Anonymous 0 Comments

There are a couple of basic pieces here that contribute to higher power consumption.

TV remotes aren’t connected to your TV, instead they only send out instructions when a button is pressed. This requires very little energy and also means that when you are not pressing a button there is no power drawn.

Xbox controllers are actively connected to the console, this requires some amount of energy to maintain. While it is not a lot(modern electronics are good with power consumption) it is a non-0 amount so you get a slow drain throughout.

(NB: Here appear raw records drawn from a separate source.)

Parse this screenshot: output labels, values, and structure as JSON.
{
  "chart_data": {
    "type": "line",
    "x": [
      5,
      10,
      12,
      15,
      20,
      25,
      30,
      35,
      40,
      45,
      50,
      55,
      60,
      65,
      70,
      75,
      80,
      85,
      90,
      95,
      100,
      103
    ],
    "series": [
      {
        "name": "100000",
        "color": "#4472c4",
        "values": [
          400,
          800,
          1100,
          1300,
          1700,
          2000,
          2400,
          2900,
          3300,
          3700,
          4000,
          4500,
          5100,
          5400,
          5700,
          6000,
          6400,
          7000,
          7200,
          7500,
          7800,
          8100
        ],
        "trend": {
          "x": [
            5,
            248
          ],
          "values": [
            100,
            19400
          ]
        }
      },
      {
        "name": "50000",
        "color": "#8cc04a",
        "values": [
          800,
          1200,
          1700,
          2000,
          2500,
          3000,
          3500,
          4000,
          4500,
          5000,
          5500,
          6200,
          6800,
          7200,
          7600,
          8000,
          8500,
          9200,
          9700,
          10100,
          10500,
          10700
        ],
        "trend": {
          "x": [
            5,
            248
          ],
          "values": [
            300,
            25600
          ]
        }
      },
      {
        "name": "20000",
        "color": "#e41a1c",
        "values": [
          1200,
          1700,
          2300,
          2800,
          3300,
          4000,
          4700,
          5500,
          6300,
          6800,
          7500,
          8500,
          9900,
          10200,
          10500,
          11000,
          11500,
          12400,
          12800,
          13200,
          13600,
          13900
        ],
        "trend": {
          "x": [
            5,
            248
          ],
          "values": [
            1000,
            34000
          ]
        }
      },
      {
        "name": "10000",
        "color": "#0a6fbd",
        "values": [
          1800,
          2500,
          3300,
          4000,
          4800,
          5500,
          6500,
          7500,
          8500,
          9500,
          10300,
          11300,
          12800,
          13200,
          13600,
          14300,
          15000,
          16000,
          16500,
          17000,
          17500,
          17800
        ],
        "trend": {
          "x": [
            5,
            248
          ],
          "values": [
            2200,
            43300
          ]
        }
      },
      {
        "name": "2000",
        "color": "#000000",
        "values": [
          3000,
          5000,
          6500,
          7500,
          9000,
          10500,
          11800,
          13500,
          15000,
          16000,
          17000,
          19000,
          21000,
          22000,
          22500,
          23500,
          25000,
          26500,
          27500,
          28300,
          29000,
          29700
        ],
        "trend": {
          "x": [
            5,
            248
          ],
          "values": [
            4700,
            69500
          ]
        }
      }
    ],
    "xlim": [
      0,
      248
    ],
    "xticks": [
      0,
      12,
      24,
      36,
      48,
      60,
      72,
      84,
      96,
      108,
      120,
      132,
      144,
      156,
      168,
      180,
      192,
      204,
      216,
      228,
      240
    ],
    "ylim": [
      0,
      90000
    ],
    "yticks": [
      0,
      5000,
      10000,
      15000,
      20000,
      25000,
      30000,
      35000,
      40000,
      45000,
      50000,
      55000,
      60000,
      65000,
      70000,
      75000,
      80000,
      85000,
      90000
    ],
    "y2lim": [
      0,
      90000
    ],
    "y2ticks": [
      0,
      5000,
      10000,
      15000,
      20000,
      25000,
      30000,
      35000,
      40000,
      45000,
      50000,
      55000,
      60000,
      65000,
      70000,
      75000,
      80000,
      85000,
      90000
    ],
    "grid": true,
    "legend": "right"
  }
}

The other (bigger) difference comes from the way instructions are moving.
TV remotes only send instructions in short bursts and don’t receive anything. This is pretty simple and doesn’t take much energy.
Xbox remotes have a back and forth with the console, you are sending and receiving many instructions per second (button presses, holding a joystick, rumbles etc.). This consumes much more energy because of the sheer number of things happening.

Apart from that, the rumble motors, various LEDs etc. all draw a bit of power and this adds up to reduce battery life.

Anonymous 0 Comments

A remote spends most of its life just sitting there and scanning the buttons to see if you’ve pressed one. This takes barely any electricity. If you do press a button, the remote sends out an infrared light pulse which also doesn’t need much power. Some remotes may pulse other signals, but regardless, the way you use a remote, you don’t press the buttons that much.

A wireless gaming controller needs to maintain a wireless connection, which consumes a lot more power. Bluetooth earbuds for example only last a few hours, though granted, they have much smaller batteries.

Gaming controllers tend to have LEDs that are constantly lit while they’re connected, and rumble motors consume a lot of power. The controller also has to send data constantly, hundreds of times per second to inform the console what you’re doing.

Lasting only a day seems kind of short though. If you are going through batteries that quickly, I highly recommend getting Eneloops. Just get a pack with a standard charger and 4 AAs. Keep two batteries in the charger, so you can always swap to a fully charged set whenever the ones in the controller go flat.